Wednesday, September 21, 2005

Pride vs Serve

God gave me many lessons to learn today. It was very amazing, all these events are actually referring to the same problem I had - My pride. I wasn't quite aware about that until Geok Lan enlightened me with that. It all started at around 11 plus this morning. Where rajagopal assigned me to look for people to help him carry chairs and tables up and down from one block to another. Knowing everyone is busy, he approached me to find people from my department to carry down. As my department got 2 specialist and 2 man(that includes me), none of them is available to help. Therefore I was very upset and angry with them, probably because everyone knows helping rajagopal is an useless thing and many refuse to help him.

The next matter was what happened during the youth camp meeting later in the evening. I had everything well-planned for the camp programs where I was assigned, but at the mtg, the two proposals I spent time doing were both rejected. This was the second draft of what I've done. I was pretty upset with it, as I felt my effort wasn't appreciated at all. Thank God that Yea Ling, Elphia and Geok Lan are understanding person and corrected my wrong perception.
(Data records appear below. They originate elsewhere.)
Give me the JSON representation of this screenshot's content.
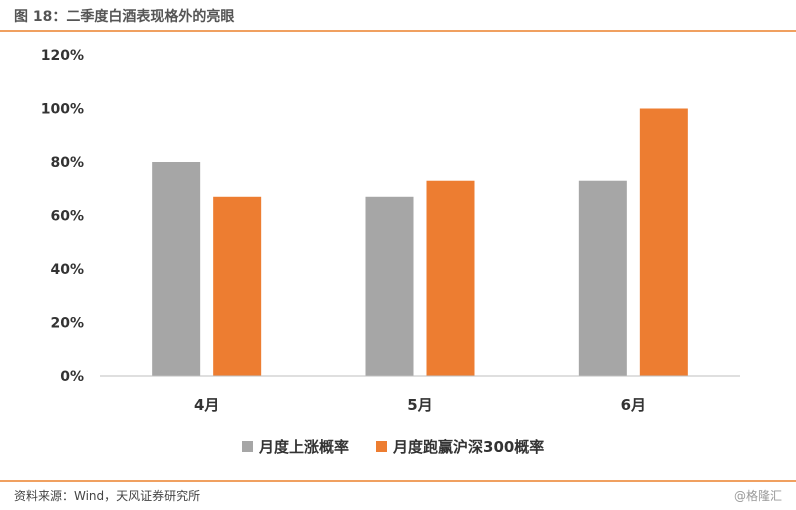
{
  "header": {
    "title": "图 18：二季度白酒表现格外的亮眼"
  },
  "footer": {
    "source": "资料来源：Wind，天风证券研究所",
    "watermark": "@格隆汇"
  },
  "colors": {
    "series1": "#a6a6a6",
    "series2": "#ed7d31",
    "accent_rule": "#f0a060"
  },
  "chart_data": {
    "type": "bar",
    "categories": [
      "4月",
      "5月",
      "6月"
    ],
    "series": [
      {
        "name": "月度上涨概率",
        "values": [
          80,
          67,
          73
        ]
      },
      {
        "name": "月度跑赢沪深300概率",
        "values": [
          67,
          73,
          100
        ]
      }
    ],
    "ylim": [
      0,
      120
    ],
    "yticks": [
      "0%",
      "20%",
      "40%",
      "60%",
      "80%",
      "100%",
      "120%"
    ],
    "legend": "bottom",
    "grid": false
  }
}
At the trip home with Geok Lan, she shared with me the struggles she faced when she was organising other camps before. She says I need to let go of my pride, as serving is "What God wants me to do?" not "What I want to do?". I know this camp wouldn't be a camp that I will do it smoothly, as there will be many lessons God wants me to learning severely. I must have the faith to complete it even though I have never come across this situation before, as this committee is another group of ppl God assigned to. I really need to rely on God's strength to overcome thios 'culture shock'.